We’re currently in Northern Virginia visiting my wife’s parents while my kids are on spring break. They live just a few miles from that lake where my love of running started to take shape. Faced with a 7-mile run this morning, I decided to head back to the lake. Based on my memories, I assumed the lake path had to be around 2.5 miles, so I figured I was looking at 3 laps. Once I got underway, the memories came back. The canopy of trees is much thicker, and many of the houses, like many of my body parts, have not aged particularly well. However, the path is vividly familiar and felt good under my feet. My mind wandered as the Foo Fighters growled in my ears, and before I knew it I was finishing the first lap. I glanced at my Garmin to see how the stats were looking, and didn’t make it past the distance number. 1.46 miles. Huh?
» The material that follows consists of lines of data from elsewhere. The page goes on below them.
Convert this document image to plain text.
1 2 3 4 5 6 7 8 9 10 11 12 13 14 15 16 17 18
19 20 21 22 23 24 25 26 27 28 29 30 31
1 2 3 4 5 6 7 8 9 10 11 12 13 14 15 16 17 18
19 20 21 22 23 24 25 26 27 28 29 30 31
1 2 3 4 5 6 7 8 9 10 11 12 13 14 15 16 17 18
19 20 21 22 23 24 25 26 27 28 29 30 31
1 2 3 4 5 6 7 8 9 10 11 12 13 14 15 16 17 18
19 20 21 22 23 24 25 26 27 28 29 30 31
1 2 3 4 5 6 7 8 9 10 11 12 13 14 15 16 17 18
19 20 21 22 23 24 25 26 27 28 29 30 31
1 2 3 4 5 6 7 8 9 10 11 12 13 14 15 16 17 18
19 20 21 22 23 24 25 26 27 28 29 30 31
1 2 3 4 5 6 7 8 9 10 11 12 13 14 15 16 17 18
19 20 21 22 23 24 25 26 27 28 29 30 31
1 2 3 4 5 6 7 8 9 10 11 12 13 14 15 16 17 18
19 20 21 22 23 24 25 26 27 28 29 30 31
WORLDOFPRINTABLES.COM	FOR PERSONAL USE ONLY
How could the path that seemed so daunting when I was young and ‘fit’ only be 1.46 miles long? 5 laps of the lake later I finished up my 7-mile run. I felt a little sad that circling the lake twice so many years ago, which had seemed so Herculean at the time, was actually less than a 5k. Time and memory had built that youthful run to a glorious length in my mind, and a cold, windy unremarkable training run had muddied that memory with the cruel yardstick of reality.
Not too long ago my mind would have rapidly extrapolated this experience and began to challenge the largeness of many other memories from my younger years. The vastness of the Grand Canyon and the Badlands, the majesty of the Grand Tetons, the glory of goals scored long ago, the seemingly endless fights to land countless ‘lunker’ fish. Time, however, has also taught me to value and enjoy these memories rather than question and diminish them. Just let them be, and draw on them fondly.
I will not reshape the past when there is nothing to be gained. I will grip furiously to the largeness of my memories. I will allow the perception of how things were be the unwavering reality of how things are, and how they should be. I will conspire freely with time to shape great into greater.